The technique is cost-effective and requires only a tiny amount of DNA from a patient or suspected carrier. NanoRanger takes a sample of genomic DNA and uses molecular scissors called restriction enzymes to fragment the DNA into pieces with the same end sequences. These pieces are then self-joined into circles and amplified, which makes it easier to target and sequence the genomic regions of interest using Oxford Nanopore Tecnologies’ long-read sequencing technology.

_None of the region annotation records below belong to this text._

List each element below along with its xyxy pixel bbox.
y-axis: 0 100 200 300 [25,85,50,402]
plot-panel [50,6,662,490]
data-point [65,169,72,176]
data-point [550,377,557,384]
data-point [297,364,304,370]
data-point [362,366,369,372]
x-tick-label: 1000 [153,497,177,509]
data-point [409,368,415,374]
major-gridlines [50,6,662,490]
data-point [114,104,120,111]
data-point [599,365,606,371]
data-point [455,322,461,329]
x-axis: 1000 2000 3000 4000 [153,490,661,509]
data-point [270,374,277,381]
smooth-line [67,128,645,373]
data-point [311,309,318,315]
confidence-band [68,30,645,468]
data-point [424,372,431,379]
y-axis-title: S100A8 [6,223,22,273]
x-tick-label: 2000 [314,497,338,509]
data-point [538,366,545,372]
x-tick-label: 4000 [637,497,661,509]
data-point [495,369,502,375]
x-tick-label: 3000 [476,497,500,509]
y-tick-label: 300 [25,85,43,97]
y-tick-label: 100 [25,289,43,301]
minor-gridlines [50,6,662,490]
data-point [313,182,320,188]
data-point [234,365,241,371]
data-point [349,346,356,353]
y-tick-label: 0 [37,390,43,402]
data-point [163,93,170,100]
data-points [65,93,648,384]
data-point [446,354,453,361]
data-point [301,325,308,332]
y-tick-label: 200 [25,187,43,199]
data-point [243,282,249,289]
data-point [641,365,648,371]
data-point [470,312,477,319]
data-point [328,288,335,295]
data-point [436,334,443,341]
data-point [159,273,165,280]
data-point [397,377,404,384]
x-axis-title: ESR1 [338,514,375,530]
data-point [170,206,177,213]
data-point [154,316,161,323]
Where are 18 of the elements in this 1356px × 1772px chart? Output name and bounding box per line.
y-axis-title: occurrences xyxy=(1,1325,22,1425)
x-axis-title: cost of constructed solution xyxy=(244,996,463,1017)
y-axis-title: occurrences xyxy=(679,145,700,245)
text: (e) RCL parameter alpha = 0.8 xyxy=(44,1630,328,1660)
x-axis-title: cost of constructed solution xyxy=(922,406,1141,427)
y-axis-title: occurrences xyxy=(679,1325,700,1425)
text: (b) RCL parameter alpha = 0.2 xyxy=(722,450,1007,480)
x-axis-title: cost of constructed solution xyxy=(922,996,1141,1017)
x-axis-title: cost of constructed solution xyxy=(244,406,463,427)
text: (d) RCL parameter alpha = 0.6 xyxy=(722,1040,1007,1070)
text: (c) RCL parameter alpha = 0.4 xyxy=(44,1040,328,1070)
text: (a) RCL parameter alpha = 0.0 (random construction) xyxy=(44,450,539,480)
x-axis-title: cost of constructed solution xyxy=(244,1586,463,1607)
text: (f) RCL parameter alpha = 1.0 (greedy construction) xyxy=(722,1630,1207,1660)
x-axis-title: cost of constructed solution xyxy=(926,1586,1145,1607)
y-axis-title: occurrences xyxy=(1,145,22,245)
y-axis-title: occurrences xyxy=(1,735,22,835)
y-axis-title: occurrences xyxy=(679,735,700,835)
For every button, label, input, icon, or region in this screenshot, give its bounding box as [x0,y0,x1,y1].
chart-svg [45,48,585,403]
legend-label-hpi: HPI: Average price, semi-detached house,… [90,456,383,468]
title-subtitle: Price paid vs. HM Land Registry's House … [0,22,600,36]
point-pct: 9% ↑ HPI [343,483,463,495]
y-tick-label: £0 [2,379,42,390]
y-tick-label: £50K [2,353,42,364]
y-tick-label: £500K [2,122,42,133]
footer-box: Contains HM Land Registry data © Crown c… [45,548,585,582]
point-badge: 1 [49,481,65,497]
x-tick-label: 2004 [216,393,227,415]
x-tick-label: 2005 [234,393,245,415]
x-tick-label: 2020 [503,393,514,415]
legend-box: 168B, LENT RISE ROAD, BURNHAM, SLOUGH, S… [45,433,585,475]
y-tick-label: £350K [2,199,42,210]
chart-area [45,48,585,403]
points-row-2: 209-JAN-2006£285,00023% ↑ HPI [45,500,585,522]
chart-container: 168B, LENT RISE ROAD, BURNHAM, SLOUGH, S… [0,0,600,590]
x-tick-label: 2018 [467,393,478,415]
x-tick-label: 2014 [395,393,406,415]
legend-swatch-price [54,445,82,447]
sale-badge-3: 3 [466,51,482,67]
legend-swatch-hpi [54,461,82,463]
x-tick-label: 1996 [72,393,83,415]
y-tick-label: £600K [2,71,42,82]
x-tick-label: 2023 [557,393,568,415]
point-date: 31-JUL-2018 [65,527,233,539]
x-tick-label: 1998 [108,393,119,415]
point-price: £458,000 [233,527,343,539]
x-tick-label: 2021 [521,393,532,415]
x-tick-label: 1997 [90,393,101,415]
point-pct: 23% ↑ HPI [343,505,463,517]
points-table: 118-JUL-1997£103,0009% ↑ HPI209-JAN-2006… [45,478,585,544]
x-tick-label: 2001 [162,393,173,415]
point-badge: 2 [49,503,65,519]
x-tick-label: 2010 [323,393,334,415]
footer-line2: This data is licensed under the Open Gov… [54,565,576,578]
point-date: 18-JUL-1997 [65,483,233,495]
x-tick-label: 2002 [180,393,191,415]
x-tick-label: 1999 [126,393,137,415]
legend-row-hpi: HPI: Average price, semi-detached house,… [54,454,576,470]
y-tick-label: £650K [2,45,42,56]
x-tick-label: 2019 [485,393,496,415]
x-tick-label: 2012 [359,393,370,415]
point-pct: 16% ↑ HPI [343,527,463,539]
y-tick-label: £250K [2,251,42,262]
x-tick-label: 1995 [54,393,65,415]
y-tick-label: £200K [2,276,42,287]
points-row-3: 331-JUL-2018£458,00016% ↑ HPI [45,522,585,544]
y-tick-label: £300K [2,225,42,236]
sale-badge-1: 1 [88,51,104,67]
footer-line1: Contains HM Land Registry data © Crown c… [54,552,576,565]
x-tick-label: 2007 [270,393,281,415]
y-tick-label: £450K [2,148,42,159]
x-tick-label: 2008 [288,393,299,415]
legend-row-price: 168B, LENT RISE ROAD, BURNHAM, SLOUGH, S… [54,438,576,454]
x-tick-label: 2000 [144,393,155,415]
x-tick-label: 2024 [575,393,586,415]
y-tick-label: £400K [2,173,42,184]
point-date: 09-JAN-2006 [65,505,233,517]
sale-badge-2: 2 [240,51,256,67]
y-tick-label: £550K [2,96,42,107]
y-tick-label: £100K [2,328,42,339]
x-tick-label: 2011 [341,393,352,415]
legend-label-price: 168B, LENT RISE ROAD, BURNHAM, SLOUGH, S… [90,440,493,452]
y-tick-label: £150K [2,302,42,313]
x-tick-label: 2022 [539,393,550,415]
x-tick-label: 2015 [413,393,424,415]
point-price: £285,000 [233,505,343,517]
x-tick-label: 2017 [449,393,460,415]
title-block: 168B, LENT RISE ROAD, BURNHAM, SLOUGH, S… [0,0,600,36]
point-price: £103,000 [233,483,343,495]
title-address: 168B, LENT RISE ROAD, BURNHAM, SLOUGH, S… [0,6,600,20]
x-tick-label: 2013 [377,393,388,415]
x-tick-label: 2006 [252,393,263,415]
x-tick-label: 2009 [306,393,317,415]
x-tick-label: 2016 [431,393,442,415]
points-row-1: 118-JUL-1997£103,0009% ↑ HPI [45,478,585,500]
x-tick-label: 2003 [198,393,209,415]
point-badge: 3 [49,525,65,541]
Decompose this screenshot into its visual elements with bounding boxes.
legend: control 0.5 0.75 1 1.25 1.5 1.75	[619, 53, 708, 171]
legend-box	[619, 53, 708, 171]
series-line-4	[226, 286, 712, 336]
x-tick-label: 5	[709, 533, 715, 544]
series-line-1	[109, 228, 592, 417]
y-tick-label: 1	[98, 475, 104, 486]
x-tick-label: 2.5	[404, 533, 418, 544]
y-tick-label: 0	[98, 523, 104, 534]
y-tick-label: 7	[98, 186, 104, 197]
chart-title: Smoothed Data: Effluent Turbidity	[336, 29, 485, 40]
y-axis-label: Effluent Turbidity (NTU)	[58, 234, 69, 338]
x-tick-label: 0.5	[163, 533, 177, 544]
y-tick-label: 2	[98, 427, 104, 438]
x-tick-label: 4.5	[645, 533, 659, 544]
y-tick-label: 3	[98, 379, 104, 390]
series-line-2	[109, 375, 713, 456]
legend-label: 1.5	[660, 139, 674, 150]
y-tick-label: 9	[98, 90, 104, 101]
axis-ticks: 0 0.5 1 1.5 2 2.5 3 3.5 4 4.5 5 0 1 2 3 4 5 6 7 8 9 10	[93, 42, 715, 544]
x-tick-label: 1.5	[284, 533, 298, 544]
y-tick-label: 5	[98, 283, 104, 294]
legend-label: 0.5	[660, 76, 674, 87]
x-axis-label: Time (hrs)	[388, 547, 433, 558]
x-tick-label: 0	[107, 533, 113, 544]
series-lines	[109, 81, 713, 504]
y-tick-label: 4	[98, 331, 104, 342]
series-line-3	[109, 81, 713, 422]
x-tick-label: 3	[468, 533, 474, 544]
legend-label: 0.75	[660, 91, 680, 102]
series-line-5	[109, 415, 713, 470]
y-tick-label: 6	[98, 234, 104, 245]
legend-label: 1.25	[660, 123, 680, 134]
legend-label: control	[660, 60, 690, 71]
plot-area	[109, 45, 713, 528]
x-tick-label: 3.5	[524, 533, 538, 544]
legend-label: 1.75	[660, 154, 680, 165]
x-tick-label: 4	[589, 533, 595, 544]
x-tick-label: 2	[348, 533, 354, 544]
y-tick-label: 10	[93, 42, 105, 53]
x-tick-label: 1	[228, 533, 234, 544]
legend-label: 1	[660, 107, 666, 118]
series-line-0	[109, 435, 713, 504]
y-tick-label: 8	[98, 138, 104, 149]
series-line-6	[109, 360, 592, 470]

Compared with other targeted long-read sequencing (T-LRS) approaches, the scientists noted, “NanoRanger requires significantly less DNA and a fraction of the flow-cell capacity while achieving tens of thousands-fold higher sequence coverage.” Li explained, “NanoRanger uses simple molecular biology strategies to ‘fish out’ genomic regions that are suspected of harboring complex mutations, deletions or rearrangements.”

In trials carried out in collaboration with a group of Saudi clinicians led by Fowzan Alkuraya, MD, at King Faisal Specialist Hospital & Research Center, NanoRanger successfully identified precise breakpoints in 13 familial cases of genomic disorders that were missed by conventional genetic tests. Using these breakpoints, the researchers then screened the carrier status of related family members and 1,000 healthy Saudi individuals. “NanoRanger identified the breakpoints with single-base-pair resolution, enabling accurate determination of the carrier status of unaffected family members as well as the founder nature of these genomic lesions and their frequency in the local population,” they reported.

The testing method prompted one Saudi couple in the trial to opt for in vitro fertilization after they were both found to carry the genomic deletion for an inherited Mendelian disease. “We have filed for a patent, and plan to integrate NanoRanger into standard diagnostic routines to provide a comprehensive toolkit for clinical settings, both here in Saudi Arabia and across the world,” concluded Li. The authors concluded, “We anticipate that multiplex NanoRanger could serve as a complementary diagnostic tool for genetic disorders with well-defined candidate genes and as a cost-effective premarital screening test for common genetic disorders.”